The department held that Thompson's injury was the result of the 1940 accident and that his claim for compensation had been seasonably made. Compensation of $12.92 per week, being two-thirds of his weekly wage of $19.38, was granted for the specific period of 150 weeks from November 30, 1944.
There is evidence to support the finding of the department that Thompson made his claim for compensation in May of 1940. Defendant lumber company had notice of the injury within three months after it happened, and there is testimony upon which the department based its findings that Thompson's oral claim was made to Pidgeon within six months after the occurrence of the injury. Thus the requirements of 2 Comp. Laws 1929, § 8431 (Stat. Ann. § 17.165), were satisfied.
Defendant contends that Thompson's loss of vision occurred in the fall of 1943. The department held, however, that the loss occurred on November 30, 1944. This was the date of the last injury to Thompson's right eye, for which he was afterwards treated by Dr. Strong.
An award based upon competent testimony must be affirmed on review by certiorari. Cornish v. Jackson Tindle, Inc.,
When Dr. Strong told Pidgeon in December of 1944 that Thompson had no vision in his left eye, *514 the requirements of 2 Comp. Laws 1929, § 8456 (Stat. Ann. § 17.191), as amended by Act No. 245, Pub. Acts 1943 (Comp. Laws Supp. 1945, § 8456, Stat. Ann. 1946 Cum. Supp. § 17.191), became applicable. This section reads:
"Every employer who is subject to the workmen's compensation act shall keep a record of all injuries causing death or disability of any employee arising out of and in the course of the employment, which record shall give the name, address, age, wages of the deceased or disabled employee, the time and cause of the accident, the nature and extent of the injury and disability, and such other information as the compensation commission may reasonably require by general order. Reports based upon this record shall be furnished to such commission at such times and in such manner as it may reasonably require by general order upon forms to be procured from such commission."

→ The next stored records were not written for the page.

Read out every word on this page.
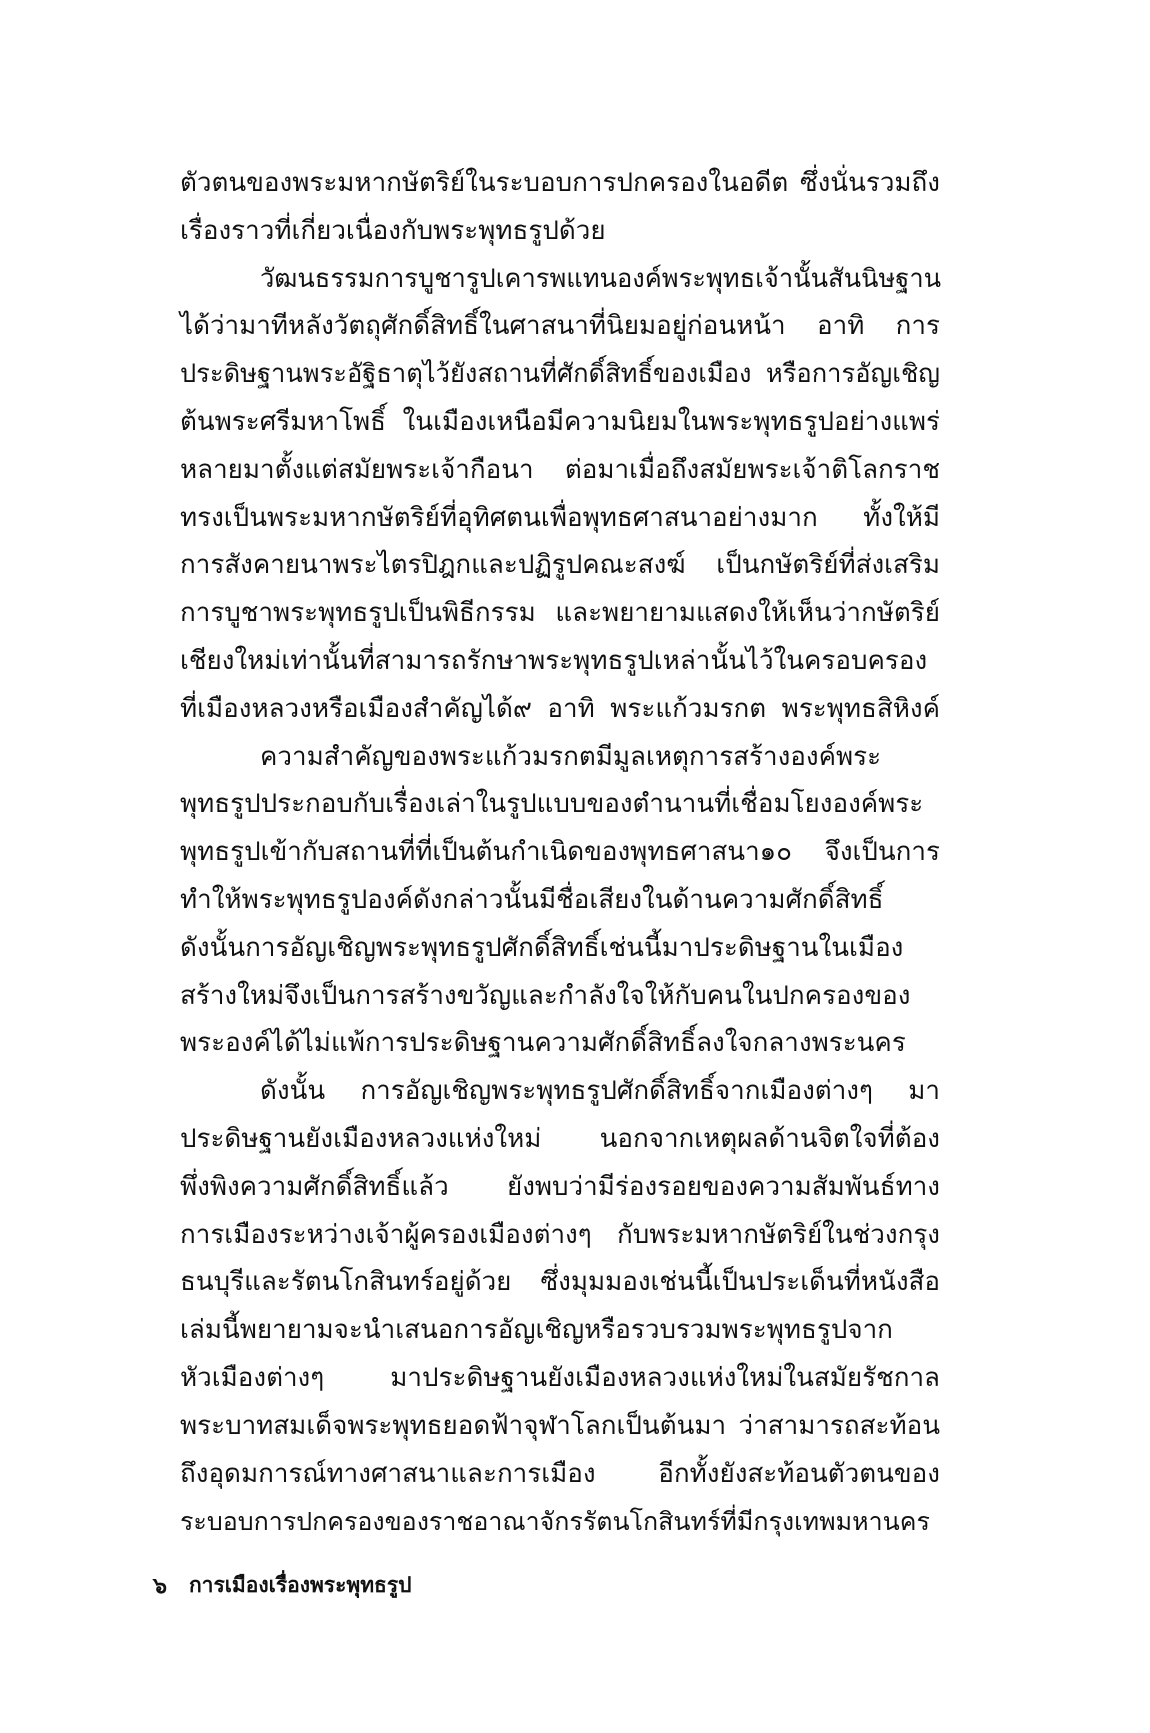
ตัวตนของพระมหากษัตริย์ในระบอบการปกครองในอดีต ซึ่งนั่นรวมถึง
เรื่องราวที่เกี่ยวเนื่องกับพระพุทธรูปด้วย
วัฒนธรรมการบูชารูปเคารพแทนองค์พระพุทธเจ้านั้นสันนิษฐาน
ได้ว่ามาทีหลังวัตถุศักดิ์สิทธิ์ในศาสนาที่นิยมอยู่ก่อนหน้า อาทิ การ
ประดิษฐานพระอัฐิธาตุไว้ยังสถานที่ศักดิ์สิทธิ์ของเมือง หรือการอัญเชิญ
ต้นพระศรีมหาโพธิ์ ในเมืองเหนือมีความนิยมในพระพุทธรูปอย่างแพร่
หลายมาตั้งแต่สมัยพระเจ้ากือนา ต่อมาเมื่อถึงสมัยพระเจ้าติโลกราช
ทรงเป็นพระมหากษัตริย์ที่อุทิศตนเพื่อพุทธศาสนาอย่างมาก ทั้งให้มี
การสังคายนาพระไตรปิฎกและปฏิรูปคณะสงฆ์ เป็นกษัตริย์ที่ส่งเสริม
การบูชาพระพุทธรูปเป็นพิธีกรรม และพยายามแสดงให้เห็นว่ากษัตริย์
เชียงใหม่เท่านั้นที่สามารถรักษาพระพุทธรูปเหล่านั้นไว้ในครอบครอง
ที่เมืองหลวงหรือเมืองสำคัญได้๙ อาทิ พระแก้วมรกต พระพุทธสิหิงค์
ความสำคัญของพระแก้วมรกตมีมูลเหตุการสร้างองค์พระ
พุทธรูปประกอบกับเรื่องเล่าในรูปแบบของตำนานที่เชื่อมโยงองค์พระ
พุทธรูปเข้ากับสถานที่ที่เป็นต้นกำเนิดของพุทธศาสนา๑๐ จึงเป็นการ
ทำให้พระพุทธรูปองค์ดังกล่าวนั้นมีชื่อเสียงในด้านความศักดิ์สิทธิ์
ดังนั้นการอัญเชิญพระพุทธรูปศักดิ์สิทธิ์เช่นนี้มาประดิษฐานในเมือง
สร้างใหม่จึงเป็นการสร้างขวัญและกำลังใจให้กับคนในปกครองของ
พระองค์ได้ไม่แพ้การประดิษฐานความศักดิ์สิทธิ์ลงใจกลางพระนคร
ดังนั้น การอัญเชิญพระพุทธรูปศักดิ์สิทธิ์จากเมืองต่างๆ มา
ประดิษฐานยังเมืองหลวงแห่งใหม่ นอกจากเหตุผลด้านจิตใจที่ต้อง
พึ่งพิงความศักดิ์สิทธิ์แล้ว ยังพบว่ามีร่องรอยของความสัมพันธ์ทาง
การเมืองระหว่างเจ้าผู้ครองเมืองต่างๆ กับพระมหากษัตริย์ในช่วงกรุง
ธนบุรีและรัตนโกสินทร์อยู่ด้วย ซึ่งมุมมองเช่นนี้เป็นประเด็นที่หนังสือ
เล่มนี้พยายามจะนำเสนอการอัญเชิญหรือรวบรวมพระพุทธรูปจาก
หัวเมืองต่างๆ มาประดิษฐานยังเมืองหลวงแห่งใหม่ในสมัยรัชกาล
พระบาทสมเด็จพระพุทธยอดฟ้าจุฬาโลกเป็นต้นมา ว่าสามารถสะท้อน
ถึงอุดมการณ์ทางศาสนาและการเมือง อีกทั้งยังสะท้อนตัวตนของ
ระบอบการปกครองของราชอาณาจักรรัตนโกสินทร์ที่มีกรุงเทพมหานคร
๖ การเมืองเรื่องพระพุทธรูป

In accordance with this section, as amended, the commission adopted the following rule:*
"Employers subject to the workmen's compensation act must report to the commission on form 100 within 8 days after occurrence:
"1. Compensable injuries.
"2. Occupational diseases.
"3. Specific losses.
"4. Lost time injuries of one day more than the day or shift on which injury occurred."
Although defendant lumber company properly reported the 1940 injury on a noncompensable form, it was nevertheless required in 1944 to report Thompson's loss of vision after the accident on November 30, 1944, when its employment personnel manager was informed by the company's doctor of this specific loss. *515
The award is affirmed, with costs to appellee.
CARR, C.J., and BUTZEL, SHARPE, BOYLES, REID, NORTH, and DETHMERS, JJ., concurred.